SEC Considers Shift to Semi-Annual Earnings Reporting

SEC Considers Shift to Semi-Annual Earnings Reporting

The U.S. Securities and Exchange Commission (SEC) is in the process of making a significant rule change. If passed, this would allow publicly-traded companies to cut their earnings reports from delivering results every three months to twice a year. In a recent interview on CNBC’s “Squawk Box,” SEC Chair Paul Atkins gave us a glimpse of that change. He reiterated the intention behind the proposal to reward companies that prioritize long-term planning and strategy.

Now, the rules require that public companies report out on their profits every quarter. Moreover, as Atkins pointed out, foreign private issuers are already on a semi-annual reporting schedule. This has lead to calls to expand this practice to U.S. firms. Proponents of the measure say a six-month disclosure period will allow companies to focus on their larger business planning. This new paradigm would free them up to escape the temptations of short-termism.

Over the last several years, the business community has waged a passionate fight against the short-termism induced by quarterly reporting. It too frequently fuels a demand for myopic, immediate results. Atkins stated. This sentiment aligns with the views expressed by former President Donald Trump, who advocated for the transition to semi-annual reporting, asserting it would “save money, and allow managers to focus on properly running their companies.”

The Long-Term Stock Exchange (LTSE), a trading platform dedicated to supporting long-term corporate growth, has endorsed less frequent earnings reporting. By moving to a semi-annual schedule, businesses can better synchronize their operations cycles with sustainable long-term growth trajectories. This new approach gets them out from under the thumb of the quarterly performance expectation.

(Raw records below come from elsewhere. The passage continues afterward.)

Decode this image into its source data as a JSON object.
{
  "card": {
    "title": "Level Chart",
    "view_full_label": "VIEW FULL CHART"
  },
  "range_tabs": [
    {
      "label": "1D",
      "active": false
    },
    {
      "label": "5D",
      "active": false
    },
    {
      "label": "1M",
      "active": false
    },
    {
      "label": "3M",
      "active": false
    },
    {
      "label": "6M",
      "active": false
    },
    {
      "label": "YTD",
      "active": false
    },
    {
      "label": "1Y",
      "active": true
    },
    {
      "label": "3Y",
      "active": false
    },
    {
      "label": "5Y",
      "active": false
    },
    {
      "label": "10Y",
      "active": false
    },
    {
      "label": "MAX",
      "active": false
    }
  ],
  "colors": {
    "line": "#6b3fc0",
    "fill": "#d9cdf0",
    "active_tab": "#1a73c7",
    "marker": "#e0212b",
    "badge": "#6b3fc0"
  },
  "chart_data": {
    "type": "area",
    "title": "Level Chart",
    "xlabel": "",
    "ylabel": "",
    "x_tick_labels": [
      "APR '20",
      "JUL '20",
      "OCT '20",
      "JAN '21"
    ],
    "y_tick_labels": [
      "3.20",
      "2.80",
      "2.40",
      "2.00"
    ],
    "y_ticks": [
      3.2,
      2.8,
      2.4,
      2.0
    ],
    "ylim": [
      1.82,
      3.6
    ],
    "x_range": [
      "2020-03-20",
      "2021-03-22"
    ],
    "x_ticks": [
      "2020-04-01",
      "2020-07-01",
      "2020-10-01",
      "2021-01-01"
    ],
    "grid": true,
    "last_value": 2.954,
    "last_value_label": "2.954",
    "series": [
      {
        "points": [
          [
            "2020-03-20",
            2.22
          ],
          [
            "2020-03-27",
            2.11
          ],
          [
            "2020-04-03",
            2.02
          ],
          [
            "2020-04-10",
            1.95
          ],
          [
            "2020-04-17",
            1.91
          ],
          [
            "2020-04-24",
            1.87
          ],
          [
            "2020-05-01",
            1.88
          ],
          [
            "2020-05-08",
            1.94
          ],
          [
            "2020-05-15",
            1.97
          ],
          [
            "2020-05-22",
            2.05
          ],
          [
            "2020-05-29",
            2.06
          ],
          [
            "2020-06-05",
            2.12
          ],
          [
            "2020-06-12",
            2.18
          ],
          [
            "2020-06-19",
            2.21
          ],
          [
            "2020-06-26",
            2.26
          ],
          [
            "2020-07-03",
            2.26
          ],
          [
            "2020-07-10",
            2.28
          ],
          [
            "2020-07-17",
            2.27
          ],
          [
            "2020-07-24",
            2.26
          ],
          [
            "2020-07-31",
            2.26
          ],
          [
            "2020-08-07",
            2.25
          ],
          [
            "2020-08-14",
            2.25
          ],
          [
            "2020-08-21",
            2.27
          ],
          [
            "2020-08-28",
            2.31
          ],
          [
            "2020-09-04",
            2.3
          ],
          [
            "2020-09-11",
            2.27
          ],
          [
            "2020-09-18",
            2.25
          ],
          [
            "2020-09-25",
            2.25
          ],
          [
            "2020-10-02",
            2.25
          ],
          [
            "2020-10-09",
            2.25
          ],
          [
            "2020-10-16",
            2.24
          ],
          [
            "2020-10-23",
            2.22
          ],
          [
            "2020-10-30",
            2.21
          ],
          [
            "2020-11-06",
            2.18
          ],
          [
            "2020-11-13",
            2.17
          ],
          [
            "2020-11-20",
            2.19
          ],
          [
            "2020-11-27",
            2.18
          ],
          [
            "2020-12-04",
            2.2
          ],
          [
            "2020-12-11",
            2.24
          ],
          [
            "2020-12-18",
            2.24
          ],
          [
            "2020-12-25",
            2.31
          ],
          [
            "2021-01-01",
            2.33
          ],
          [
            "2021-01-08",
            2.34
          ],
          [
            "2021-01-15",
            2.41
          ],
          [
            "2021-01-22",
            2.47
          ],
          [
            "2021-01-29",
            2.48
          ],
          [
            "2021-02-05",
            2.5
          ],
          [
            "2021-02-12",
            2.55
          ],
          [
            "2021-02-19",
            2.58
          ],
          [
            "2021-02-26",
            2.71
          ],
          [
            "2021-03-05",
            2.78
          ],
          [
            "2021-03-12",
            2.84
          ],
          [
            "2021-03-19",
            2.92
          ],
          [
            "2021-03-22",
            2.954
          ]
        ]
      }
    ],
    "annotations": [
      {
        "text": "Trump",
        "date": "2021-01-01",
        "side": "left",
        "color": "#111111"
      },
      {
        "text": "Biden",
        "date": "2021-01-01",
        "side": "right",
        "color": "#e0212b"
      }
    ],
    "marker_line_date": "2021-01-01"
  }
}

Atkins elaborated on this point, noting that the SEC could approve the proposed rule change within weeks. If it does, corporations will still have the ability to choose whether to convert to semi-annual reporting or remain on their current quarterly routine. This flexibility supports firms in selecting the reporting cadence that aligns most with their operational priorities and stakeholder interests.

Earlier this year, Norway’s sovereign wealth fund proposed similar measures to shift towards semi-annual reporting, reinforcing a growing trend among institutional investors who prioritize long-term value over immediate financial results. The SEC’s consideration of this rule change reflects a broader acknowledgment of the potential benefits of reducing the frequency of earnings disclosures.

“I welcome that posting by the president, and I have talked to him about it,” Atkins remarked regarding Trump’s advocacy for the proposal. He stressed that the industry truly has the prerogative to determine what reporting cadence is appropriate. This is a win for shareholders and public companies alike.